Avrohom Eliyahu (Elya) Kaplan (אברהם אליהו קפלן; 1890–1924) was a prominent Ashkenazi Orthodox rabbi. He was born in Kėdainiai, a town in the Kaunas County in Lithuania. He was born an orphan, and named Avrohom Elya for his deceased father, who had died suddenly at the age of 33 several months before his son's birth. At about this time, Reb Avraham Elya's mother remarried a man from Telshe (Reb Avraham Elya was very close to his stepfather, and called him "The Father").

Avraham Elya studied for several years in the renowned Yeshiva of Telshe.
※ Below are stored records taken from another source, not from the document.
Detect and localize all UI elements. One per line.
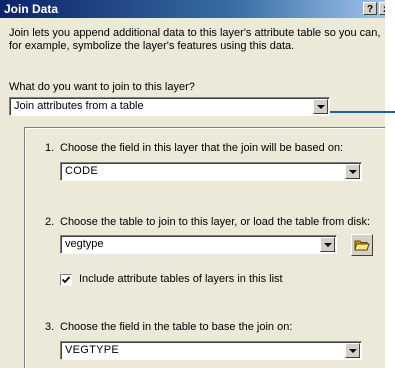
step-1-label: Choose the field in this layer that the …	[60, 142, 344, 154]
join-table-dropdown[interactable]: vegtype	[60, 235, 337, 254]
checkmark-icon	[61, 276, 71, 284]
table-field-dropdown[interactable]: VEGTYPE	[60, 341, 362, 360]
include-layer-tables-checkbox[interactable]	[60, 274, 72, 286]
title-bar[interactable]: Join Data ? x	[0, 0, 385, 18]
chevron-down-icon[interactable]	[345, 343, 360, 358]
callout-line	[330, 111, 395, 113]
step-1-number: 1.	[45, 142, 55, 154]
join-table-selected: vegtype	[65, 238, 104, 250]
chevron-down-icon[interactable]	[313, 99, 328, 114]
intro-text-line-1: Join lets you append additional data to …	[9, 27, 381, 39]
layer-field-dropdown[interactable]: CODE	[60, 162, 362, 181]
join-type-selected: Join attributes from a table	[14, 100, 144, 112]
include-layer-tables-label: Include attribute tables of layers in th…	[79, 273, 283, 285]
dialog-title: Join Data	[4, 2, 59, 16]
step-2-label: Choose the table to join to this layer, …	[60, 216, 371, 228]
join-data-dialog: Join Data ? x Join lets you append addit…	[0, 0, 385, 368]
close-button[interactable]: x	[379, 2, 385, 15]
chevron-down-icon[interactable]	[320, 237, 335, 252]
chevron-down-icon[interactable]	[345, 164, 360, 179]
table-field-selected: VEGTYPE	[65, 344, 120, 356]
layer-field-selected: CODE	[65, 165, 98, 177]
open-table-button[interactable]	[351, 234, 373, 256]
step-2-number: 2.	[45, 216, 55, 228]
help-button[interactable]: ?	[363, 2, 377, 15]
step-3-label: Choose the field in the table to base th…	[60, 321, 293, 333]
join-type-question: What do you want to join to this layer?	[9, 81, 195, 93]
folder-open-icon	[354, 240, 370, 251]
step-3-number: 3.	[45, 321, 55, 333]
intro-text-line-2: for example, symbolize the layer's featu…	[9, 40, 295, 52]
join-type-dropdown[interactable]: Join attributes from a table	[9, 97, 330, 116]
His poetic and passionate nature became legendary even at a young age. At 16, he was drawn to the spirit of the Mussar movement, and went to learn in the Talmud Torah in Kelm, the yeshiva founded by Rabbi Simcha Zissel Ziv. He left Kelm, however, shortly after his arrival and went to the famed yeshiva in Slabodka headed by Rabbi Nosson Tzvi Finkel, known as the "Alter of Slabodka", and Rabbi Moshe Mordechai Epstein, known by his pen name, "Levush Mordechai". Avraham Elya studied in Slabodka for seven years, until the outbreak of World War I left him stranded in his mother's home in Telshe. In Slabodka, Reb Avraham Elya found the path that he had sought, in trying to reconcile the Mussar philosophy of Lithuanian Judaism with the philosophy of Hasidic Judaism. At the age of 30 he was appointed as Rosh Yeshiva of the Hildesheimer Rabbinical Seminary in Berlin.

In 1919, Rabbi Kaplan gave a eulogy (hesped) for Theodor Herzl in the City of Telz. This eulogy is translated from Yiddish to Hebrew in B'Ikvot HaYir'a.
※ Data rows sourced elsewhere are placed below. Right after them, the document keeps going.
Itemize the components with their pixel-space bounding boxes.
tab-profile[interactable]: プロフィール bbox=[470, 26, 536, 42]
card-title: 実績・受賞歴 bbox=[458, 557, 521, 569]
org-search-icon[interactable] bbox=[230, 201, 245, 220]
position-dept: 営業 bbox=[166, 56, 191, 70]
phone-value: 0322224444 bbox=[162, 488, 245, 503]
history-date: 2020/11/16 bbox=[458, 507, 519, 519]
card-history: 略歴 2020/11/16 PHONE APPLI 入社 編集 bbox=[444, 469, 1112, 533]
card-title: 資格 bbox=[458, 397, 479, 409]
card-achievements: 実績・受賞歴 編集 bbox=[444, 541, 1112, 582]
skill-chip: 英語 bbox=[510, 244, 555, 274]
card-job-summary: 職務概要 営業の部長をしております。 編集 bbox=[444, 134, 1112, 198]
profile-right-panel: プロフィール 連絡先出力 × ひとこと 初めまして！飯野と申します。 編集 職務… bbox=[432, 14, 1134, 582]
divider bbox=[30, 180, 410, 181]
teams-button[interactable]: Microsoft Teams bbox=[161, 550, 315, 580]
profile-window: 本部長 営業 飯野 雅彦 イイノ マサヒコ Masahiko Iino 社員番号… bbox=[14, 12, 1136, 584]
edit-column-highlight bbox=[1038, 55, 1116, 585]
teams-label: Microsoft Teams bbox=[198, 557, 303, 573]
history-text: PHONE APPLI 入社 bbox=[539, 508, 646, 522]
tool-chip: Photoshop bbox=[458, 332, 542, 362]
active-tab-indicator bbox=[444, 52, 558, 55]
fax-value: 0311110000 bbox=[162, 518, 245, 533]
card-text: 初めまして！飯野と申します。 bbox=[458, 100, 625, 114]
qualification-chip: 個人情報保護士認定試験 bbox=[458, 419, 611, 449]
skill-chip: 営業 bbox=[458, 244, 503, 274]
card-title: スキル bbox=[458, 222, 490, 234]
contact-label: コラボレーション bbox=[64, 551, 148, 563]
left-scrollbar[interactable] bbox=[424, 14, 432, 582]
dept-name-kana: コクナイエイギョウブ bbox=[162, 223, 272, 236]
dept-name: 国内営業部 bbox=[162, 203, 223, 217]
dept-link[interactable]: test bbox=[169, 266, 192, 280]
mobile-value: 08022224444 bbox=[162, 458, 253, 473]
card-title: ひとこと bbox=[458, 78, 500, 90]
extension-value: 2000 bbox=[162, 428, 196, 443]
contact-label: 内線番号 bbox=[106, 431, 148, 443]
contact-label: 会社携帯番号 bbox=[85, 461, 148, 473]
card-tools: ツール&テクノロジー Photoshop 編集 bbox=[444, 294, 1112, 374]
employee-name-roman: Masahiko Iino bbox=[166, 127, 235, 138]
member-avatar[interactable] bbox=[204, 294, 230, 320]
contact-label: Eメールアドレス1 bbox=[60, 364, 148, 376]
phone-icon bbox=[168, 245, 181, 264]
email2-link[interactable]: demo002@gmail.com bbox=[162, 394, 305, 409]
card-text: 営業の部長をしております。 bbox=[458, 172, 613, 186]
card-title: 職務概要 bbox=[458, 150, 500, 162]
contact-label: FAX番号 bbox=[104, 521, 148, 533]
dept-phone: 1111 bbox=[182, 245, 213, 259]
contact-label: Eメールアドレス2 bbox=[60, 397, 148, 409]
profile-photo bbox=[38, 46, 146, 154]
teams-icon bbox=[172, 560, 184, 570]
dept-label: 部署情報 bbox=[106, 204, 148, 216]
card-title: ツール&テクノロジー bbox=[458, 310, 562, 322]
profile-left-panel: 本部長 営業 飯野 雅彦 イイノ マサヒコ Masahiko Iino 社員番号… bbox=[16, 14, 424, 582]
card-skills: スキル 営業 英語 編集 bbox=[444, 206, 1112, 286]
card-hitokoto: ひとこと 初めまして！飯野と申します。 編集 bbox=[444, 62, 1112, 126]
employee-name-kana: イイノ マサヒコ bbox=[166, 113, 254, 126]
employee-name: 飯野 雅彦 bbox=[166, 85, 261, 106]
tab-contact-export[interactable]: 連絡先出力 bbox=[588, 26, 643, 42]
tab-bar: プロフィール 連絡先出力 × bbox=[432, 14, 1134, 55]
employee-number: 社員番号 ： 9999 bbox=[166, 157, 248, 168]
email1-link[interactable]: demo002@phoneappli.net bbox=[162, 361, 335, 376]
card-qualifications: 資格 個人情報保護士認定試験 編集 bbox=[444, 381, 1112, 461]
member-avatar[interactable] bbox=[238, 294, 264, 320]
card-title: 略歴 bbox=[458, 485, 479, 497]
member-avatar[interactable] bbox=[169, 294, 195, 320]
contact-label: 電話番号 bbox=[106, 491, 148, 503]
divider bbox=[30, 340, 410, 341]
He died suddenly when he was only 34 years old, about the same age as his father. In his youth (at the age of seventeen), his fiery nature induced him to compose a poem portraying impending doom and angst. This famous poem, Shak'a Chama, contains a sense of depression and searching. It begins: "The sun has set... my soul has set / In the depth of its sorrow as great as the sea..." (B'Ikvot, p. 171).

==Works==
- B'Ikvot HaYir'a, Mosad HaRav Kook, 1956. Reprinted in 1988 in an expanded edition, and again in 2002.
- Divrei Talmud, 2 volumes, Mosad HaRav Kook, 1958. Reprinted in 1970.
- Mivchar Ketavim, privately published by the Kaplan family, 2006.

These works were all compiled and edited by Rabbi Kaplan's son, the noted author Rabbi Tzvi Kaplan.